So you start your own company, you’re living the dream, struggling, eating canned soup and praying desperately for your big break. And it comes! Things work out, and your company thrives. Or perhaps you join somewhere along the way, learn the tech stack and culture, get enmeshed, make a contribution. But things that worked well for two people don’t work as well when you’re at a hundred, or a thousand, and somewhere along the line the cracks begin to show. Technology decisions made because they were familiar, convenient, or interesting at the time suddenly aren’t scaling with your user base. Or a release process that was ad hoc and relied on everyone knowing everything intimately is no longer tenable. Or security protocols that made sense when there were only two engineers (i.e. none) are completely insane for a company of thousands.
There are three key stages which these types of crises will move through:
- Early rumblings
This is the point in the movie where the crisis is happening somewhere else.
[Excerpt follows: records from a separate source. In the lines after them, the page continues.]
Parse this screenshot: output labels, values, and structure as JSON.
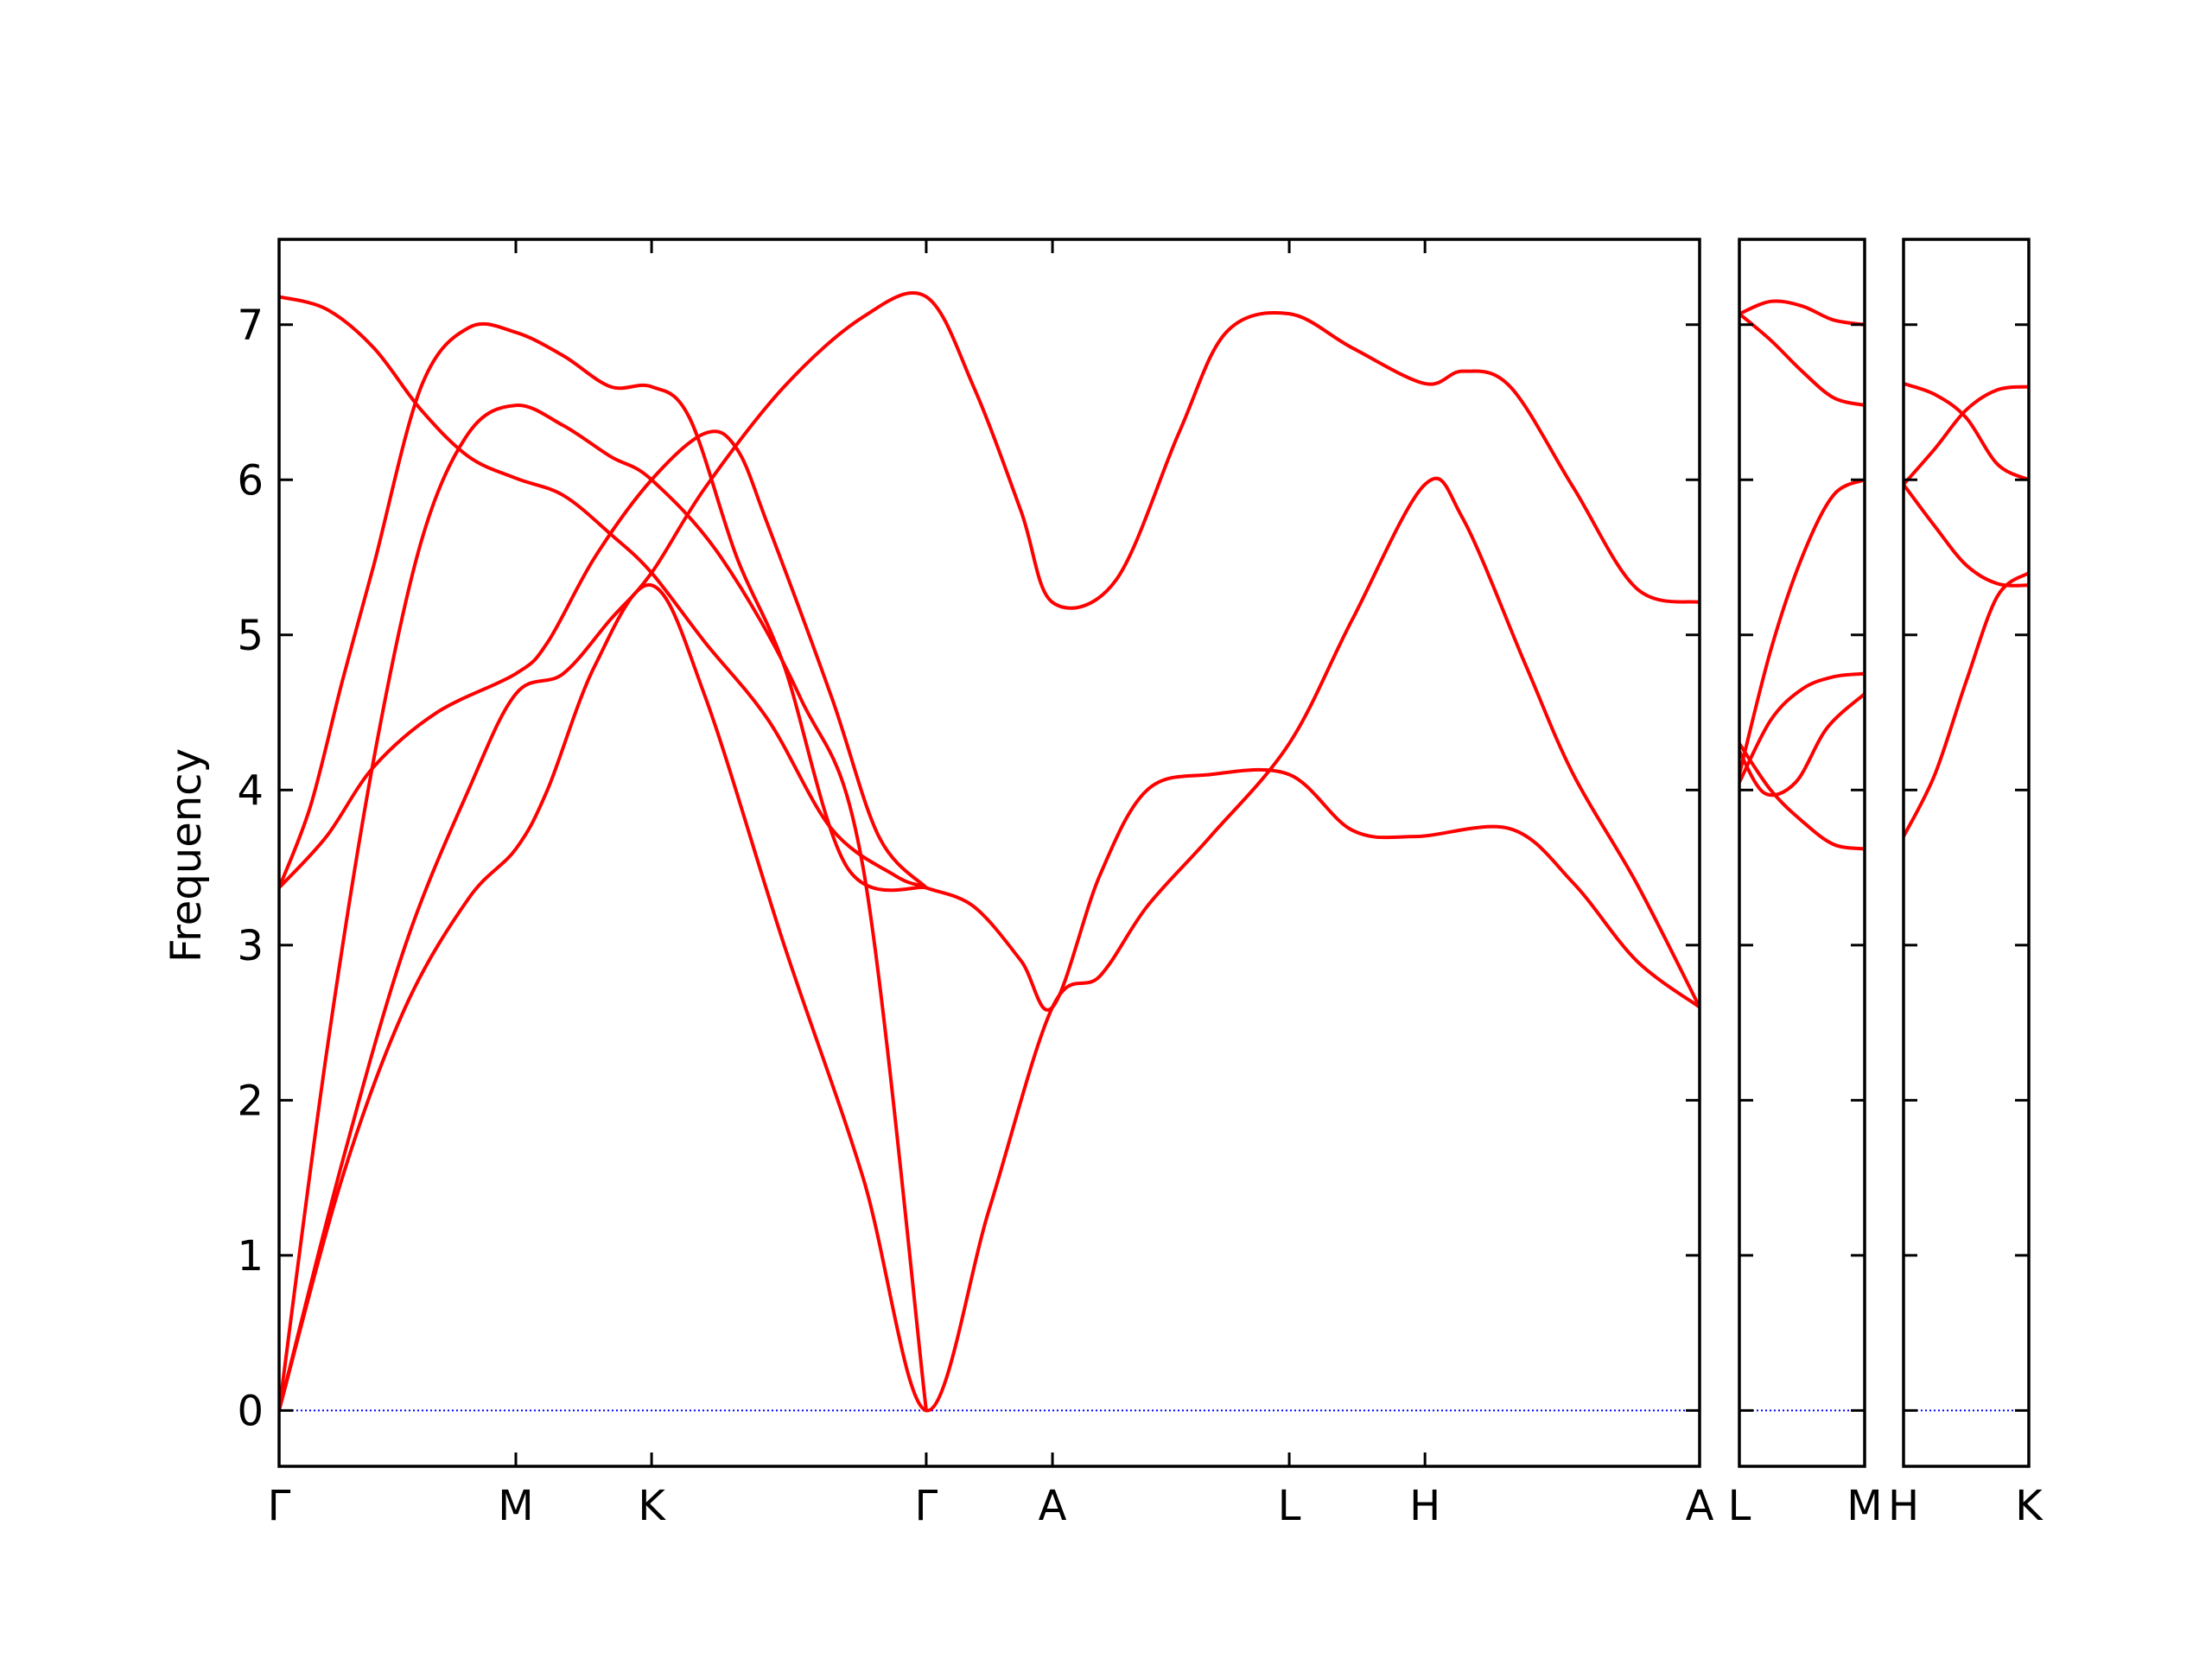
{
  "chart_data": {
    "type": "line",
    "ylabel": "Frequency",
    "xlabel": "",
    "ylim": [
      -0.36,
      7.55
    ],
    "yticks": [
      0,
      1,
      2,
      3,
      4,
      5,
      6,
      7
    ],
    "zero_line_color": "#0000ff",
    "band_color": "#ff0000",
    "grid": false,
    "panels": [
      {
        "id": "panel-1",
        "xlim": [
          0,
          4.5
        ],
        "xticks": [
          {
            "x": 0.0,
            "label": "Γ"
          },
          {
            "x": 0.75,
            "label": "M"
          },
          {
            "x": 1.18,
            "label": "K"
          },
          {
            "x": 2.05,
            "label": "Γ"
          },
          {
            "x": 2.45,
            "label": "A"
          },
          {
            "x": 3.2,
            "label": "L"
          },
          {
            "x": 3.63,
            "label": "H"
          },
          {
            "x": 4.5,
            "label": "A"
          }
        ],
        "branches": [
          {
            "name": "b1",
            "points": [
              [
                0,
                7.18
              ],
              [
                0.15,
                7.1
              ],
              [
                0.3,
                6.85
              ],
              [
                0.45,
                6.45
              ],
              [
                0.6,
                6.15
              ],
              [
                0.75,
                6.01
              ],
              [
                0.9,
                5.9
              ],
              [
                1.05,
                5.65
              ],
              [
                1.18,
                5.4
              ],
              [
                1.35,
                4.95
              ],
              [
                1.55,
                4.45
              ],
              [
                1.75,
                3.75
              ],
              [
                1.95,
                3.45
              ],
              [
                2.05,
                3.37
              ],
              [
                2.2,
                3.25
              ],
              [
                2.35,
                2.9
              ],
              [
                2.45,
                2.6
              ],
              [
                2.6,
                3.45
              ],
              [
                2.75,
                4.0
              ],
              [
                2.95,
                4.1
              ],
              [
                3.2,
                4.1
              ],
              [
                3.4,
                3.74
              ],
              [
                3.6,
                3.7
              ],
              [
                3.9,
                3.75
              ],
              [
                4.1,
                3.4
              ],
              [
                4.3,
                2.9
              ],
              [
                4.5,
                2.6
              ]
            ]
          },
          {
            "name": "b2",
            "points": [
              [
                0,
                3.37
              ],
              [
                0.15,
                3.7
              ],
              [
                0.3,
                4.15
              ],
              [
                0.5,
                4.5
              ],
              [
                0.75,
                4.75
              ],
              [
                0.85,
                4.95
              ],
              [
                1.0,
                5.5
              ],
              [
                1.18,
                6.0
              ],
              [
                1.35,
                6.3
              ],
              [
                1.45,
                6.2
              ],
              [
                1.55,
                5.7
              ],
              [
                1.75,
                4.6
              ],
              [
                1.9,
                3.7
              ],
              [
                2.05,
                3.37
              ]
            ]
          },
          {
            "name": "b3",
            "points": [
              [
                0,
                3.37
              ],
              [
                0.1,
                3.9
              ],
              [
                0.2,
                4.7
              ],
              [
                0.3,
                5.45
              ],
              [
                0.45,
                6.6
              ],
              [
                0.6,
                6.98
              ],
              [
                0.75,
                6.95
              ],
              [
                0.9,
                6.8
              ],
              [
                1.05,
                6.6
              ],
              [
                1.18,
                6.6
              ],
              [
                1.3,
                6.4
              ],
              [
                1.45,
                5.5
              ],
              [
                1.6,
                4.8
              ],
              [
                1.8,
                3.5
              ],
              [
                2.05,
                3.37
              ]
            ]
          },
          {
            "name": "b4",
            "points": [
              [
                0,
                0
              ],
              [
                0.15,
                2.3
              ],
              [
                0.3,
                4.2
              ],
              [
                0.45,
                5.6
              ],
              [
                0.6,
                6.3
              ],
              [
                0.75,
                6.48
              ],
              [
                0.9,
                6.35
              ],
              [
                1.05,
                6.15
              ],
              [
                1.18,
                6.0
              ],
              [
                1.4,
                5.5
              ],
              [
                1.65,
                4.6
              ],
              [
                1.85,
                3.5
              ],
              [
                2.05,
                0
              ]
            ]
          },
          {
            "name": "b5",
            "points": [
              [
                0,
                0
              ],
              [
                0.2,
                1.6
              ],
              [
                0.4,
                3.0
              ],
              [
                0.6,
                4.0
              ],
              [
                0.75,
                4.62
              ],
              [
                0.9,
                4.75
              ],
              [
                1.05,
                5.1
              ],
              [
                1.18,
                5.4
              ],
              [
                1.35,
                5.95
              ],
              [
                1.6,
                6.6
              ],
              [
                1.85,
                7.05
              ],
              [
                2.05,
                7.18
              ],
              [
                2.2,
                6.6
              ],
              [
                2.35,
                5.8
              ],
              [
                2.45,
                5.21
              ],
              [
                2.65,
                5.35
              ],
              [
                2.85,
                6.3
              ],
              [
                3.0,
                6.95
              ],
              [
                3.2,
                7.07
              ],
              [
                3.4,
                6.85
              ],
              [
                3.63,
                6.62
              ],
              [
                3.75,
                6.7
              ],
              [
                3.9,
                6.6
              ],
              [
                4.1,
                5.95
              ],
              [
                4.3,
                5.3
              ],
              [
                4.5,
                5.21
              ]
            ]
          },
          {
            "name": "b6",
            "points": [
              [
                0,
                0
              ],
              [
                0.2,
                1.5
              ],
              [
                0.4,
                2.6
              ],
              [
                0.6,
                3.3
              ],
              [
                0.75,
                3.62
              ],
              [
                0.85,
                4.0
              ],
              [
                1.0,
                4.8
              ],
              [
                1.18,
                5.32
              ],
              [
                1.35,
                4.6
              ],
              [
                1.6,
                3.0
              ],
              [
                1.85,
                1.5
              ],
              [
                2.05,
                0
              ],
              [
                2.25,
                1.3
              ],
              [
                2.45,
                2.6
              ],
              [
                2.6,
                2.8
              ],
              [
                2.75,
                3.25
              ],
              [
                2.95,
                3.7
              ],
              [
                3.2,
                4.3
              ],
              [
                3.4,
                5.1
              ],
              [
                3.63,
                5.97
              ],
              [
                3.75,
                5.75
              ],
              [
                3.95,
                4.8
              ],
              [
                4.1,
                4.1
              ],
              [
                4.3,
                3.4
              ],
              [
                4.5,
                2.6
              ]
            ]
          }
        ]
      },
      {
        "id": "panel-2",
        "xlim": [
          0,
          1
        ],
        "xticks": [
          {
            "x": 0.0,
            "label": "L"
          },
          {
            "x": 1.0,
            "label": "M"
          }
        ],
        "branches": [
          {
            "name": "c1",
            "points": [
              [
                0,
                7.07
              ],
              [
                0.25,
                7.15
              ],
              [
                0.5,
                7.12
              ],
              [
                0.75,
                7.03
              ],
              [
                1.0,
                7.0
              ]
            ]
          },
          {
            "name": "c2",
            "points": [
              [
                0,
                7.07
              ],
              [
                0.25,
                6.9
              ],
              [
                0.5,
                6.7
              ],
              [
                0.75,
                6.53
              ],
              [
                1.0,
                6.48
              ]
            ]
          },
          {
            "name": "c3",
            "points": [
              [
                0,
                4.1
              ],
              [
                0.25,
                4.9
              ],
              [
                0.5,
                5.5
              ],
              [
                0.75,
                5.9
              ],
              [
                1.0,
                6.0
              ]
            ]
          },
          {
            "name": "c4",
            "points": [
              [
                0,
                4.3
              ],
              [
                0.25,
                4.0
              ],
              [
                0.5,
                3.8
              ],
              [
                0.75,
                3.65
              ],
              [
                1.0,
                3.62
              ]
            ]
          },
          {
            "name": "c5",
            "points": [
              [
                0,
                4.05
              ],
              [
                0.25,
                4.45
              ],
              [
                0.5,
                4.65
              ],
              [
                0.75,
                4.73
              ],
              [
                1.0,
                4.75
              ]
            ]
          },
          {
            "name": "c6",
            "points": [
              [
                0,
                4.25
              ],
              [
                0.2,
                3.98
              ],
              [
                0.45,
                4.05
              ],
              [
                0.7,
                4.4
              ],
              [
                1.0,
                4.62
              ]
            ]
          }
        ]
      },
      {
        "id": "panel-3",
        "xlim": [
          0,
          1
        ],
        "xticks": [
          {
            "x": 0.0,
            "label": "H"
          },
          {
            "x": 1.0,
            "label": "K"
          }
        ],
        "branches": [
          {
            "name": "d1",
            "points": [
              [
                0,
                6.62
              ],
              [
                0.25,
                6.55
              ],
              [
                0.5,
                6.4
              ],
              [
                0.75,
                6.1
              ],
              [
                1.0,
                6.0
              ]
            ]
          },
          {
            "name": "d2",
            "points": [
              [
                0,
                5.97
              ],
              [
                0.25,
                6.2
              ],
              [
                0.5,
                6.45
              ],
              [
                0.75,
                6.58
              ],
              [
                1.0,
                6.6
              ]
            ]
          },
          {
            "name": "d3",
            "points": [
              [
                0,
                5.97
              ],
              [
                0.25,
                5.7
              ],
              [
                0.5,
                5.45
              ],
              [
                0.75,
                5.33
              ],
              [
                1.0,
                5.32
              ]
            ]
          },
          {
            "name": "d4",
            "points": [
              [
                0,
                3.7
              ],
              [
                0.25,
                4.1
              ],
              [
                0.5,
                4.7
              ],
              [
                0.75,
                5.25
              ],
              [
                1.0,
                5.4
              ]
            ]
          }
        ]
      }
    ]
  }
}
You’re vaguely aware that there’s something wrong, conspiracy theorists are shouting that the world’s about to end, but you either don’t believe, or think that you can get by for now without paying much attention. And you can, for a while.
- Paralysis
By now, everyone knows that things are going horribly, horribly wrong. The seas are rising, zombies are wandering the streets, and your servers are starting to melt through the data center’s floor. But even with the obvious danger, the cost of action is still way too high – maybe you have to migrate to a new technology, change architectures, violate a core company value – whatever it is, no one with the power to do so is willing to take a stand and save the day.
- Too late
Crises are dangerous, and inaction can be catastrophic. This doesn’t mean your company is going to go down (not all crises are existential), but waiting until all your choices collapse to a point is going to cost you. It’ll cost more time and money than if it had been addressed earlier. It’ll cost morale, since the people who took a chance and spoke up early got burned by the process. It’ll cost future productivity, since the engineers who had to work round the clock to fix the problem are completely burned out. It may cost in key user metrics (revenue, traffic, brand loyalty, etc.), since your users will be frustrated and more likely to try alternatives. And it will cost your company culture, as the company’s narrative of ongoing success (which most companies try to cultivate) will be deeply shaken, driving increased cynicism and decreased loyalty.
The problem is, not every sign of the apocalypse comes to fruition. Sometimes, a useful hack outlives its purpose, but isn’t worth the time and effort to fix (and never will be). Often there’s a real problem, but the proposed solution is way out of line with the requirements (“let’s develop our own proprietary technology to overcome a well-understood and easily solvable problem!”), is painfully naive (“let’s uncritically follow this advice I read in a comment thread on HackerNews!”), or merely serves to identify the advocate’s personal interests (“let’s rewrite the software in Ook!“).
But where does this leave us? I think it can be useful to think of growing, looming problems as being one of two different types: sacred cows or overdue library books. The first type occurs because someone with the ability to say so has decided that this is the one true path. Our company culture states X, and therefore we will fit the solution to every problem to X, no matter what. Sacred cows can be extremely frustrating, because there isn’t much you can do about them, less a highly public and bruising political fight which you’re likely to lose. There’s an important corollary, though – sacred cows start their lives as decisions, and frequently have good reasons behind them. After a while, they become part of the background noise, and no one thinks to communicate the why any more – they simply are. When you disagree with a sacred cow, take the time to really understand the reasoning behind it. Maybe you’ll agree and be converted. Maybe you’ll gain some respect for the other viewpoint. And if you still choose to fight, at least you’ll have all the facts, and won’t spend time tilting at windmills that only exist in your mind.
Overdue library books are trickier. These have the most potential to go through the three stages outlined above. These are the problems that grow slowly over time, frogs enjoying leisurely baths in gradually warming waters. The problem is that there isn’t one point at which you go from mild discomfort to agonizing pain – it’s a continuum that people experience differently, and the default high level position is always to prioritize projects that increase revenue, improve user experience, etc. Late-night heroics to keep the servers from falling over, hacks layered on sedimentary hacks to glue together pieces of code that should never know each other, much less intertwingle, last minute saves and near misses, are always going to have less visibility than product wins, but waiting until the team’s luck runs out before taking a stand is the worst possible strategy. Each team usually knows what beast slouches towards its own personal Bethlehem. For these, the answer is usually to start communicating the problem – and a solution – early, often, and with increasing volume.